Photograph by the author of a part of a shelf containing over two dozen novels in the Man from UNCLE series
I swear this is my house, not my grandma’s.

But even within these strict categories, there is wiggle room that I generally fail to exploit. A La Brava is an entire comic book universe spearheaded by Latinx creators and starring Latina superheroes. Have I read it? Well…

I have been making some modest efforts, however. I’ve read the superheroic adventures of interdimensional Latina America Chavez, starting with America Vol. 1: The Life and Times of America Chavez. I’m branching out with my nonfiction as well, even reading one about Mexico. (It was mostly very good, but I can’t wholeheartedly recommend it due to the pointless use of a transphobic slur. Alas.)

I also recently had the pleasure of reading Edgar Camacho’s award-winning Onion Skin, a Mexican comic about two lost souls who find their place in the world while running a food truck and fleeing a gang that runs a rival truck. However, I only bought this book because A) it’s about a Mexican who cooks (like my dad!), B) it was half off, and C) Camacho was about to be a guest at SDCC@Home. (You can see the panel here. It is a delight.) If just one of those factors had been missing, I don’t think I would have bought the book. It took this precise alignment of the stars and galaxies to make me pick up a Mexican comic.

This reticence is especially stupid because I know what a kick I get out of Latinx-created media. Check out this bit from Onion Skin.

comics panel from Onion Skin: a man with a broken arm tries to eat chilaquiles one-handed. His friend steps in to help.

If you don’t eat a lot of Mexican food, you can be forgiven for not knowing that lump of green stuff is chilaquiles (fried tortilla chips with sauce and stuff on top). I grew up eating (and still eat) chilaquiles semi-regularly and recognized it immediately. This is the first time I can ever remember seeing a fictional character eating chilaquiles. And it was great.

Something similar happened with the novel Fiebre Tropical, about a Colombian family (which I admit I only read for a reviewing job on another site).
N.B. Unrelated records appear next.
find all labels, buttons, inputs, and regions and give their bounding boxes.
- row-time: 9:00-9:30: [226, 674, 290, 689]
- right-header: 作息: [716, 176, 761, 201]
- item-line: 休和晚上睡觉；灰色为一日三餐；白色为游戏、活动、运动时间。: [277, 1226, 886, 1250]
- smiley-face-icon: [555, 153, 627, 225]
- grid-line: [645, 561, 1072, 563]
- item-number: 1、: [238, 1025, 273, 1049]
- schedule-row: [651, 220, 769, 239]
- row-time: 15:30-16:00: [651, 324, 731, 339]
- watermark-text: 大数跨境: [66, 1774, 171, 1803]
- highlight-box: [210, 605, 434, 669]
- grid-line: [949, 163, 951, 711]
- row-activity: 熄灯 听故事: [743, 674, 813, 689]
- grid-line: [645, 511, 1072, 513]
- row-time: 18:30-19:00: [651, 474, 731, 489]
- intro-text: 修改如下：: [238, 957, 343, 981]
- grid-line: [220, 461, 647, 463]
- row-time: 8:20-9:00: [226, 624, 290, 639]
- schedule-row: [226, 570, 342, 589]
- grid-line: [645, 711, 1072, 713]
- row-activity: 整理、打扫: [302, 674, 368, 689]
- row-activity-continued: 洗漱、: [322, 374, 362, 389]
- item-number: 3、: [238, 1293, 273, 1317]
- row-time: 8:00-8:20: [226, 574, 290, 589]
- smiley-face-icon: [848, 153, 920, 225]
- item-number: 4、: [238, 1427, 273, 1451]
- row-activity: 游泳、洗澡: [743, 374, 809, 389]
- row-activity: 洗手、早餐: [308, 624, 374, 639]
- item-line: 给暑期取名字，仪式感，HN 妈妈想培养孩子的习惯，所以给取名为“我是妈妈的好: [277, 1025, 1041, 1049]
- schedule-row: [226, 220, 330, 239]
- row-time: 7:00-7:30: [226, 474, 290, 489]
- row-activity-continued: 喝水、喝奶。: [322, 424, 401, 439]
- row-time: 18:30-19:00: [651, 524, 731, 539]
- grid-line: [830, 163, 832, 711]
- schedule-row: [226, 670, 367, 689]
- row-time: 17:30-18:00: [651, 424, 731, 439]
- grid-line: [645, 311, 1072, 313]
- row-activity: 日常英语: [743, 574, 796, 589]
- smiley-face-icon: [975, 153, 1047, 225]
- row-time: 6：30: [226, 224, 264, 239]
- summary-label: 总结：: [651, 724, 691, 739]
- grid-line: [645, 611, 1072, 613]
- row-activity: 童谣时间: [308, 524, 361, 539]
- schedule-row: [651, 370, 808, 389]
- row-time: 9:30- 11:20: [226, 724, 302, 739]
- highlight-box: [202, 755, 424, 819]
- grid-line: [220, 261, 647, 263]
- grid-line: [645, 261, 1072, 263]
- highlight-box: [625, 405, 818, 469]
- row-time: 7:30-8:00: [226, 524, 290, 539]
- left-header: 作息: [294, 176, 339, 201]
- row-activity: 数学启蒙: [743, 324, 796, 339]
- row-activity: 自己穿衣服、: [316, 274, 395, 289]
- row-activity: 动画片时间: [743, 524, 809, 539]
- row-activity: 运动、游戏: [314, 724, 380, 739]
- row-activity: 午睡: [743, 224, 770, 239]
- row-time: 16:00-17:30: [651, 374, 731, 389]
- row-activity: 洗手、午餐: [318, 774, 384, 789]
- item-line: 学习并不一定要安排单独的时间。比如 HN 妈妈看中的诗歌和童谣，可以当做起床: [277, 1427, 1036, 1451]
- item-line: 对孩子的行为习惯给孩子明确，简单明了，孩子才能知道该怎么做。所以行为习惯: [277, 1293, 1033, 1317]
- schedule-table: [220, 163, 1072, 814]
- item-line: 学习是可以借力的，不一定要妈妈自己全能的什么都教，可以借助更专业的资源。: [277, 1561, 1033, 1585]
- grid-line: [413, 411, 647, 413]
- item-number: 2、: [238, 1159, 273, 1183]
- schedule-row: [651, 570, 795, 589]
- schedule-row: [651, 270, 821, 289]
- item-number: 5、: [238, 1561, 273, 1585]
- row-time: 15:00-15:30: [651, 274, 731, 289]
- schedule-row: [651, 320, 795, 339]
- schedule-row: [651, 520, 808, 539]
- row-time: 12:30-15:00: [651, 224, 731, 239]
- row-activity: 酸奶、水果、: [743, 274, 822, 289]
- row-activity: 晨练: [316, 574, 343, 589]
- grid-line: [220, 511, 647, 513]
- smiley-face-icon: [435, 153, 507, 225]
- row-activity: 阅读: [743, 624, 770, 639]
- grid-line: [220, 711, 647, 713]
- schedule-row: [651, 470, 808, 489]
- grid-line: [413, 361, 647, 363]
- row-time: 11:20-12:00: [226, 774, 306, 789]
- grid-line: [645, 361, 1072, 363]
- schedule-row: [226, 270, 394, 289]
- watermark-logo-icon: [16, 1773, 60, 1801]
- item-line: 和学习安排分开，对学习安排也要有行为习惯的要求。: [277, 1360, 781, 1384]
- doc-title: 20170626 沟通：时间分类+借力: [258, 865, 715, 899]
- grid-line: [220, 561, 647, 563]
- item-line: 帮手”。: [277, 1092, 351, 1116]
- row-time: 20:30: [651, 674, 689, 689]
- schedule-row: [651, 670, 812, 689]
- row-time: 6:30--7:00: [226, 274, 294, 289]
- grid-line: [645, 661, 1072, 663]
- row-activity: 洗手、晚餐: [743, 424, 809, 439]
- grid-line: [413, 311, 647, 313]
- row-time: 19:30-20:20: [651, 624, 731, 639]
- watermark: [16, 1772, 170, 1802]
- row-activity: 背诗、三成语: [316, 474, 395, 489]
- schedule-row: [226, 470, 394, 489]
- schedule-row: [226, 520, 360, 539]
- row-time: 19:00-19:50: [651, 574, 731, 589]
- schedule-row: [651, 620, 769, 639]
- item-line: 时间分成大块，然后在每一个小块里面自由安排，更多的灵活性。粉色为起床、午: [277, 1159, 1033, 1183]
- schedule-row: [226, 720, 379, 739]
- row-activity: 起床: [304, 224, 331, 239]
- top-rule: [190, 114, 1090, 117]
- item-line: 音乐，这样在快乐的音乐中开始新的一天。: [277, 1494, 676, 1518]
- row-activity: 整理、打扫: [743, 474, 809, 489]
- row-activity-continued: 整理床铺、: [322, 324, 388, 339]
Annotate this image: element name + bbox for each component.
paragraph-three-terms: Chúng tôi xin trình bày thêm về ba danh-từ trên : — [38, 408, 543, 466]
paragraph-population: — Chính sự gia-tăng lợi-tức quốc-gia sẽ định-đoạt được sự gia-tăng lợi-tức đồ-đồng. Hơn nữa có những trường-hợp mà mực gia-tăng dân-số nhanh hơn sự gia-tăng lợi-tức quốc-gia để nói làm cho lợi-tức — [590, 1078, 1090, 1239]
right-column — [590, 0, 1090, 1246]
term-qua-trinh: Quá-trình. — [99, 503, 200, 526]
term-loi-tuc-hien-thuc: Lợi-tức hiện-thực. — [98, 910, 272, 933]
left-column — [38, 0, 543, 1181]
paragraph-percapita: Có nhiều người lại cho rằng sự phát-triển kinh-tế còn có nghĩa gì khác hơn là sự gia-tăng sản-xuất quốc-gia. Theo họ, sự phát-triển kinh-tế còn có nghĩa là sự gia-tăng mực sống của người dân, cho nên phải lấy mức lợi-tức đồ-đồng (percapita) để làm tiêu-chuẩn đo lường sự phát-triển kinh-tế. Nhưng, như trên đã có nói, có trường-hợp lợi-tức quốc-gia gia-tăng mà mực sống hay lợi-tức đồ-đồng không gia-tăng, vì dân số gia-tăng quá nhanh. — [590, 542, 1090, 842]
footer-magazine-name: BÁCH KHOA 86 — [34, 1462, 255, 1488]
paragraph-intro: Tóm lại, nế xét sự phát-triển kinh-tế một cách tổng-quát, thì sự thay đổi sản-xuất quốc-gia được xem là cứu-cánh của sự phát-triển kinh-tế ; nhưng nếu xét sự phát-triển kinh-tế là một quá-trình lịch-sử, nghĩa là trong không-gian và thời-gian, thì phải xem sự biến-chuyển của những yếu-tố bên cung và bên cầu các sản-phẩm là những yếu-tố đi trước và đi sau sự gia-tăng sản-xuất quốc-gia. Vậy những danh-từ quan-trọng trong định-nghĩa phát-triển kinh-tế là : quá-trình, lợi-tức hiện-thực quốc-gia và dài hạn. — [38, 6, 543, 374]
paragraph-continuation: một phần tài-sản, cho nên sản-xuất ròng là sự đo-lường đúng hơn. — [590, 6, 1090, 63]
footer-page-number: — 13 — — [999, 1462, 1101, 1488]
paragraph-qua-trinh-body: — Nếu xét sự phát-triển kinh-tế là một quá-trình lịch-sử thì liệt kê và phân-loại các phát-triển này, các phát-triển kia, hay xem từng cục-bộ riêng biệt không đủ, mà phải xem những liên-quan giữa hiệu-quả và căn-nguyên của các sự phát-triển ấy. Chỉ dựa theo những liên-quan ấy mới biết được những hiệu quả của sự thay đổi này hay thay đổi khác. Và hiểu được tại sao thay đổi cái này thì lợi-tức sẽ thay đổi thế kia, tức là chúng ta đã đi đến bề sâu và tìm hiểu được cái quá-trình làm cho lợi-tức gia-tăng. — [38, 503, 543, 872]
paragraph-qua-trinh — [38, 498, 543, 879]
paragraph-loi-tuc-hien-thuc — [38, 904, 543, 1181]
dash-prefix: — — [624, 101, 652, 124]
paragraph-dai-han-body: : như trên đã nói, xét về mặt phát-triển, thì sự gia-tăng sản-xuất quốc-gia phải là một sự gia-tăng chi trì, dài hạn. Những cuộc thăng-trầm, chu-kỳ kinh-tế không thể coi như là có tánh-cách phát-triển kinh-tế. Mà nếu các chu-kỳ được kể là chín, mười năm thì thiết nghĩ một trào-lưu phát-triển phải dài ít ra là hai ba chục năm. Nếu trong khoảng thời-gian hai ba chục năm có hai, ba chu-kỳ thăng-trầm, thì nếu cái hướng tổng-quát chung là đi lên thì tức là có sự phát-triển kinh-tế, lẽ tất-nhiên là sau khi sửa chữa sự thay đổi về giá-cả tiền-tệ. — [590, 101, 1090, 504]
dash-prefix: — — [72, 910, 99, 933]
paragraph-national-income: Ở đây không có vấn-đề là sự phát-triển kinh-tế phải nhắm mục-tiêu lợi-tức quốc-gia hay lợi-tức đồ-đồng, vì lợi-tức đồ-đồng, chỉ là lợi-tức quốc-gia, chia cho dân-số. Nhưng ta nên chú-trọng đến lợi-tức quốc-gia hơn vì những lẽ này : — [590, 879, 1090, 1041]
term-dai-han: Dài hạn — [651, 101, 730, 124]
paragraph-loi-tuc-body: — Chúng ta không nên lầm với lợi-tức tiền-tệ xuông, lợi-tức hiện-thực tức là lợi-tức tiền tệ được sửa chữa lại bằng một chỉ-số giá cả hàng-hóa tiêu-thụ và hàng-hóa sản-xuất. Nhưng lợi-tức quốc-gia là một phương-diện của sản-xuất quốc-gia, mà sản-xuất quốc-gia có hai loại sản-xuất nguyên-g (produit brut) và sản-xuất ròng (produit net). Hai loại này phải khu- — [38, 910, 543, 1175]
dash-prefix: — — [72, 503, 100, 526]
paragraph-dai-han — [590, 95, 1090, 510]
There’s a bit where the narrator describes her grandmother sitting around watching Caso Cerrado (“Case Closed” — a Spanish-language Judge Judy, in essence). I got so excited for that scene. My dad watches that show, too! I always know when it’s on because I can hear the little jingle they play before and after commercial breaks (“Caso cerraaa-do-ooo…”) clear across the house! It’s ridiculous that my memory reduces this fantastic, emotional novel to one nigh-insignificant moment, but I guess that’s how starved I am for books that show people like me. Those little details thrill me to pieces.

So why don’t I put more effort into seeking them out?

At this point, my only excuse is that I’m lazy. I’ve found the genres and franchises I like, and it’s easier to sit here and marinate in them forever than to poke a toe out of my comfort zone, even if the un-comfort zone is in some ways more comfortable than what I’ve got now.

And that makes me feel bad. Makes me feel like a bad Mexican and a bad reader.

(For the record, I don’t really believe there is any wrong way to be a Mexican or anything else. It just feels that way sometimes.)

No one should be reading books from just one culture, and I certainly wouldn’t want to. But the fact that I’ve barely put any effort into reading about my own culture is a problem. Maybe it wouldn’t bug someone else, but it bugs me. And this is why representation matters so much. We need people from all ethnicities represented across all genres so that everyone — even weirdos with antiquated tastes like me — can find something that makes them feel at home.

Fortunately, this is getting easier and easier as publishers open their doors to more diverse creators. Spanish-language books and translations are more popular than ever. And Latinx authors are making their presence felt across a wide range of genres, from romance to young adult to mystery.

With so many new and exciting things happening in the realm of Latinx books, I’m sure it’s only a matter of time before my bookshelves feature more Latinx authors than vintage tie-in novels.